Findings uncovered by research from Australian Eggs showed that a third of Australians (33%) are not concerned about immunity despite expert warnings that influenza and respiratory infection rates are likely to rise this cold and flu season.

Dr Joanna McMillan, Nutrition Scientist and Dietitian, says, “nearly one in four (23%) Australian adults were found to have a vitamin D deficiency, which may lead to an insufficient immune system response to fight off influenza and respiratory infections. Having a healthy immune system, which relies on sufficient intakes of vitamin D, is crucial.”

Dr Joanna’s top 5 supermarket staples for strengthening your immune system

1. Eggs

Egg yolks are one of the highest natural food sources of vitamin D. An average serve of two eggs has 82% of the daily recommended vitamin D intake for adults making it the easiest way to top your body up.

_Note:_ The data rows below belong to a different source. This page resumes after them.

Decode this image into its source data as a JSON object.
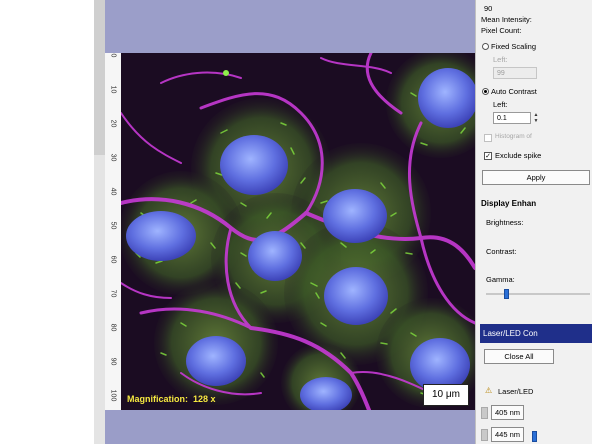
{
  "ruler": {
    "labels": [
      "0",
      "10",
      "20",
      "30",
      "40",
      "50",
      "60",
      "70",
      "80",
      "90",
      "100"
    ]
  },
  "image": {
    "magnification_label": "Magnification:",
    "magnification_value": "128 x",
    "scale_bar": "10 μm"
  },
  "panel": {
    "value_90": "90",
    "mean_intensity": "Mean Intensity:",
    "pixel_count": "Pixel Count:",
    "fixed_scaling": "Fixed Scaling",
    "left_label_1": "Left:",
    "left_value_1": "99",
    "auto_contrast": "Auto Contrast",
    "left_label_2": "Left:",
    "left_value_2": "0.1",
    "histogram_label": "Histogram of",
    "exclude_spikes": "Exclude spike",
    "apply_button": "Apply",
    "display_enhance": "Display Enhan",
    "brightness": "Brightness:",
    "contrast": "Contrast:",
    "gamma": "Gamma:",
    "laser_header": "Laser/LED Con",
    "close_all": "Close All",
    "laser_led": "Laser/LED",
    "wl_405": "405 nm",
    "wl_445": "445 nm"
  },
  "colors": {
    "laser_header_bg": "#1f2f8a",
    "magnification_text": "#f5e840",
    "slider_accent": "#2a6fd6"
  }
}
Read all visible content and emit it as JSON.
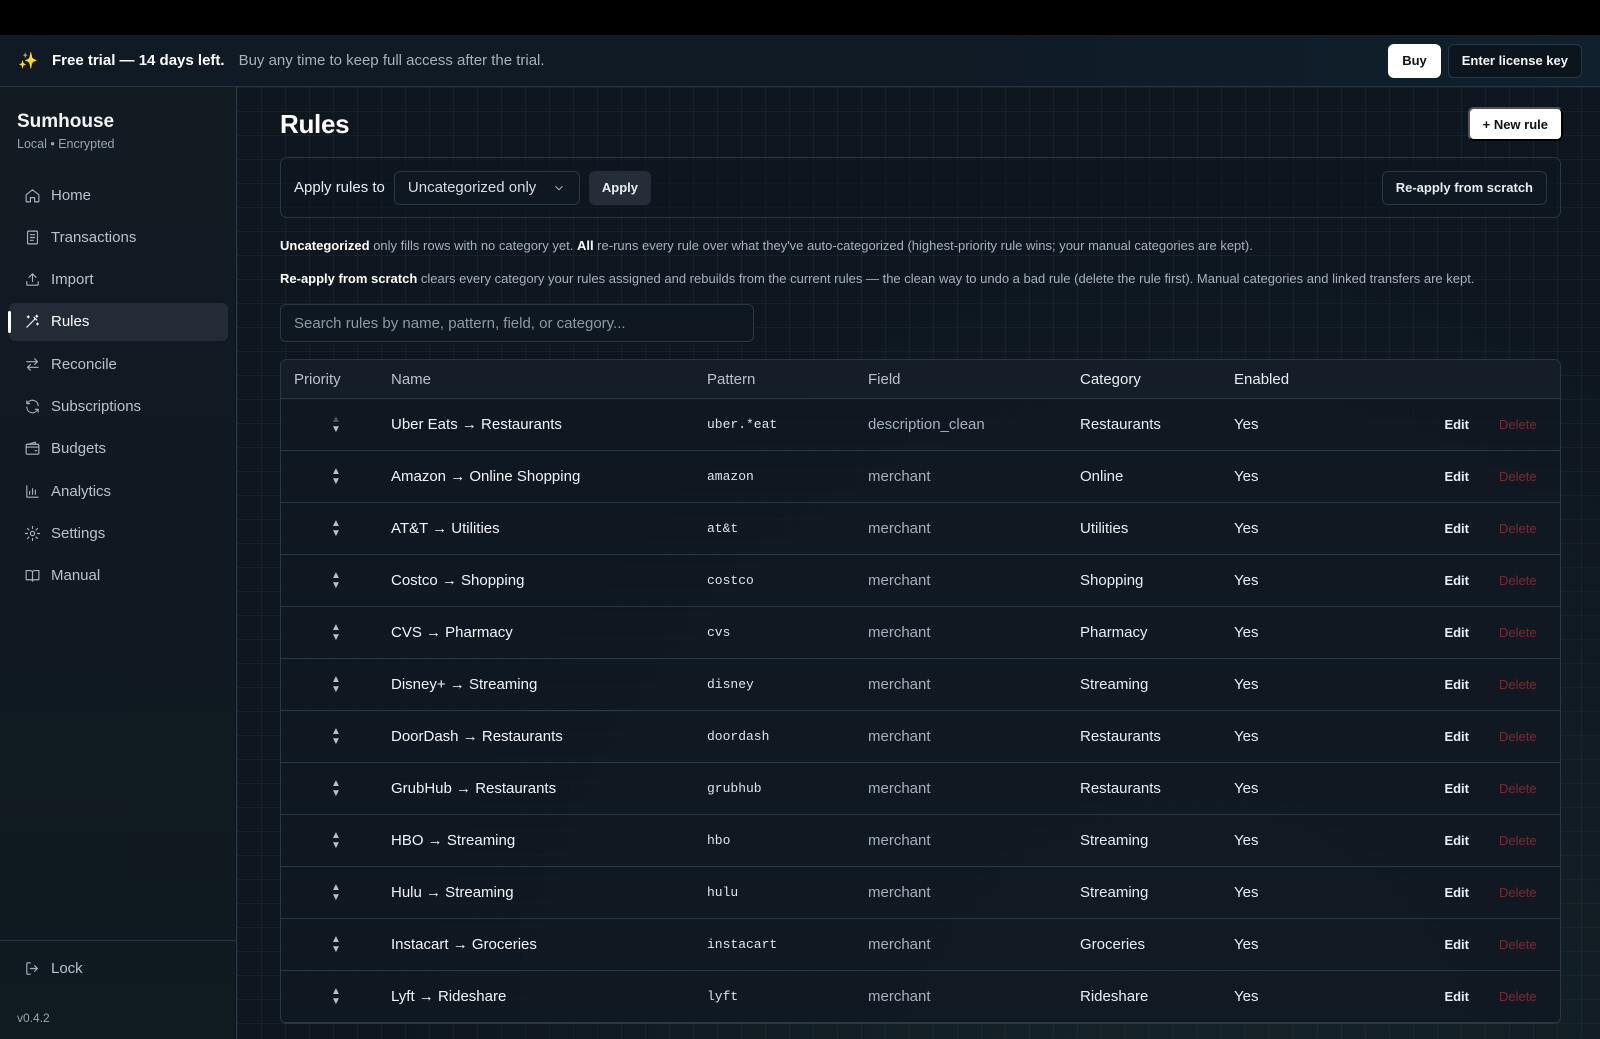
{
  "banner": {
    "sparkle": "✨",
    "title": "Free trial — 14 days left.",
    "subtitle": "Buy any time to keep full access after the trial.",
    "buy_label": "Buy",
    "license_label": "Enter license key"
  },
  "sidebar": {
    "brand": "Sumhouse",
    "brand_sub": "Local • Encrypted",
    "items": [
      {
        "label": "Home",
        "icon": "home-icon"
      },
      {
        "label": "Transactions",
        "icon": "receipt-icon"
      },
      {
        "label": "Import",
        "icon": "upload-icon"
      },
      {
        "label": "Rules",
        "icon": "wand-icon",
        "active": true
      },
      {
        "label": "Reconcile",
        "icon": "swap-icon"
      },
      {
        "label": "Subscriptions",
        "icon": "refresh-icon"
      },
      {
        "label": "Budgets",
        "icon": "wallet-icon"
      },
      {
        "label": "Analytics",
        "icon": "bar-chart-icon"
      },
      {
        "label": "Settings",
        "icon": "gear-icon"
      },
      {
        "label": "Manual",
        "icon": "book-icon"
      }
    ],
    "lock_label": "Lock",
    "version": "v0.4.2"
  },
  "main": {
    "title": "Rules",
    "new_rule_label": "+ New rule",
    "apply_label": "Apply rules to",
    "scope_value": "Uncategorized only",
    "apply_button": "Apply",
    "reapply_button": "Re-apply from scratch",
    "help1_b1": "Uncategorized",
    "help1_t1": " only fills rows with no category yet. ",
    "help1_b2": "All",
    "help1_t2": " re-runs every rule over what they've auto-categorized (highest-priority rule wins; your manual categories are kept).",
    "help2_b1": "Re-apply from scratch",
    "help2_t1": " clears every category your rules assigned and rebuilds from the current rules — the clean way to undo a bad rule (delete the rule first). Manual categories and linked transfers are kept.",
    "search_placeholder": "Search rules by name, pattern, field, or category..."
  },
  "table": {
    "headers": {
      "priority": "Priority",
      "name": "Name",
      "pattern": "Pattern",
      "field": "Field",
      "category": "Category",
      "enabled": "Enabled"
    },
    "edit_label": "Edit",
    "delete_label": "Delete",
    "rows": [
      {
        "name": "Uber Eats → Restaurants",
        "pattern": "uber.*eat",
        "field": "description_clean",
        "category": "Restaurants",
        "enabled": "Yes"
      },
      {
        "name": "Amazon → Online Shopping",
        "pattern": "amazon",
        "field": "merchant",
        "category": "Online",
        "enabled": "Yes"
      },
      {
        "name": "AT&T → Utilities",
        "pattern": "at&t",
        "field": "merchant",
        "category": "Utilities",
        "enabled": "Yes"
      },
      {
        "name": "Costco → Shopping",
        "pattern": "costco",
        "field": "merchant",
        "category": "Shopping",
        "enabled": "Yes"
      },
      {
        "name": "CVS → Pharmacy",
        "pattern": "cvs",
        "field": "merchant",
        "category": "Pharmacy",
        "enabled": "Yes"
      },
      {
        "name": "Disney+ → Streaming",
        "pattern": "disney",
        "field": "merchant",
        "category": "Streaming",
        "enabled": "Yes"
      },
      {
        "name": "DoorDash → Restaurants",
        "pattern": "doordash",
        "field": "merchant",
        "category": "Restaurants",
        "enabled": "Yes"
      },
      {
        "name": "GrubHub → Restaurants",
        "pattern": "grubhub",
        "field": "merchant",
        "category": "Restaurants",
        "enabled": "Yes"
      },
      {
        "name": "HBO → Streaming",
        "pattern": "hbo",
        "field": "merchant",
        "category": "Streaming",
        "enabled": "Yes"
      },
      {
        "name": "Hulu → Streaming",
        "pattern": "hulu",
        "field": "merchant",
        "category": "Streaming",
        "enabled": "Yes"
      },
      {
        "name": "Instacart → Groceries",
        "pattern": "instacart",
        "field": "merchant",
        "category": "Groceries",
        "enabled": "Yes"
      },
      {
        "name": "Lyft → Rideshare",
        "pattern": "lyft",
        "field": "merchant",
        "category": "Rideshare",
        "enabled": "Yes"
      }
    ]
  },
  "colors": {
    "accent": "#ffffff",
    "delete": "#7d2a31",
    "background": "#0e1720"
  }
}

There are vitamin D receptors on your immune cells, so we know it can regulate the immune system. A lack of vitamin D increases susceptibility to infection and having sufficient vitamin D has been shown to reduce the ‘cytokine storm’ of inflammation, lessoning the severity of the disease.

It’s important to understand several vitamins and minerals are essential for a healthy immune system and while that may not necessarily prevent you from catching a cold, it may reduce the severity and duration of your illness.

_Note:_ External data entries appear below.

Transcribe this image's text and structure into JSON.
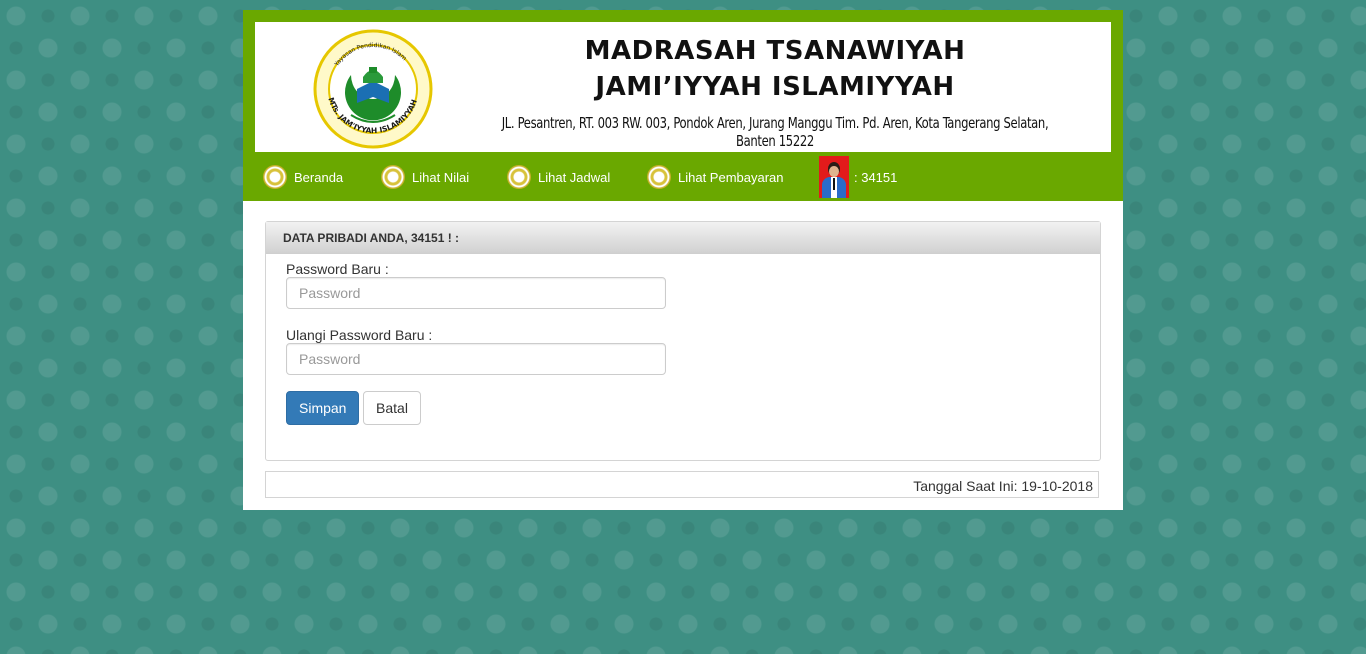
{
  "header": {
    "title_line1": "MADRASAH TSANAWIYAH",
    "title_line2": "JAMI’IYYAH ISLAMIYYAH",
    "address": "JL. Pesantren, RT. 003 RW. 003, Pondok Aren, Jurang Manggu Tim. Pd. Aren, Kota Tangerang Selatan, Banten 15222",
    "logo_text": "MTs. JAM'IYYAH ISLAMIYYAH",
    "logo_subtext": "Yayasan Pendidikan Islam"
  },
  "nav": {
    "items": [
      {
        "label": "Beranda",
        "icon": "school-emblem-icon"
      },
      {
        "label": "Lihat Nilai",
        "icon": "school-emblem-icon"
      },
      {
        "label": "Lihat Jadwal",
        "icon": "school-emblem-icon"
      },
      {
        "label": "Lihat Pembayaran",
        "icon": "school-emblem-icon"
      }
    ],
    "user_label": ":  34151"
  },
  "panel": {
    "heading": "DATA PRIBADI ANDA, 34151 ! :",
    "new_password_label": "Password Baru :",
    "new_password_placeholder": "Password",
    "new_password_value": "",
    "repeat_password_label": "Ulangi Password Baru :",
    "repeat_password_placeholder": "Password",
    "repeat_password_value": "",
    "save_label": "Simpan",
    "cancel_label": "Batal"
  },
  "footer": {
    "date_text": "Tanggal Saat Ini: 19-10-2018"
  },
  "colors": {
    "nav_green": "#6aa800",
    "background_teal": "#3e8f83",
    "primary_blue": "#337ab7"
  }
}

Scrambled eggs, anyone? Egg yolks are one of the highest natural food sources of vitamin D.

2. Citrus fruit 

Don’t go past oranges, mandarins and red grapefruit as they are amongst the best sources of vitamin C. We need vitamin C every day as it is water soluble and can’t be stored in the body. Vitamin C also helps you to absorb the type of iron that is in plant foods and so it is invaluable for vegetarians and vegans to boost their iron, which is also required by the immune system.

3. Canned sardines or salmon 

These are oily fish that are rich in long chain omega-3 fats. These have an anti-inflammatory effect in the body and may help to dampen an over-reactive immune system to a respiratory infection. These fats also have the potential to calm symptoms of auto-immune conditions such as rheumatoid arthritis. Oily fish also provides some vitamin D.

Oranges contain vitamin C, which will help boost iron levels and your immunity.

 4. Lean red meat

Lean red meat is a key contributor to both our zinc and iron intakes. Both are essential for the immune system. Meat is so often labelled unhealthy when in fact it is rich in many nutrients. Eat it with lots of vegies and other plant foods and you have a nutrient-dense balanced meal.

5. Canned beans, lentil and chickpeas 

These foods are rich sources of prebiotics that fuel a healthy microbiome. The gut microbiome is intricately involved with the immune system and the products of fermentation produce anti-inflammatory and antioxidant effects that help protect the body from damage.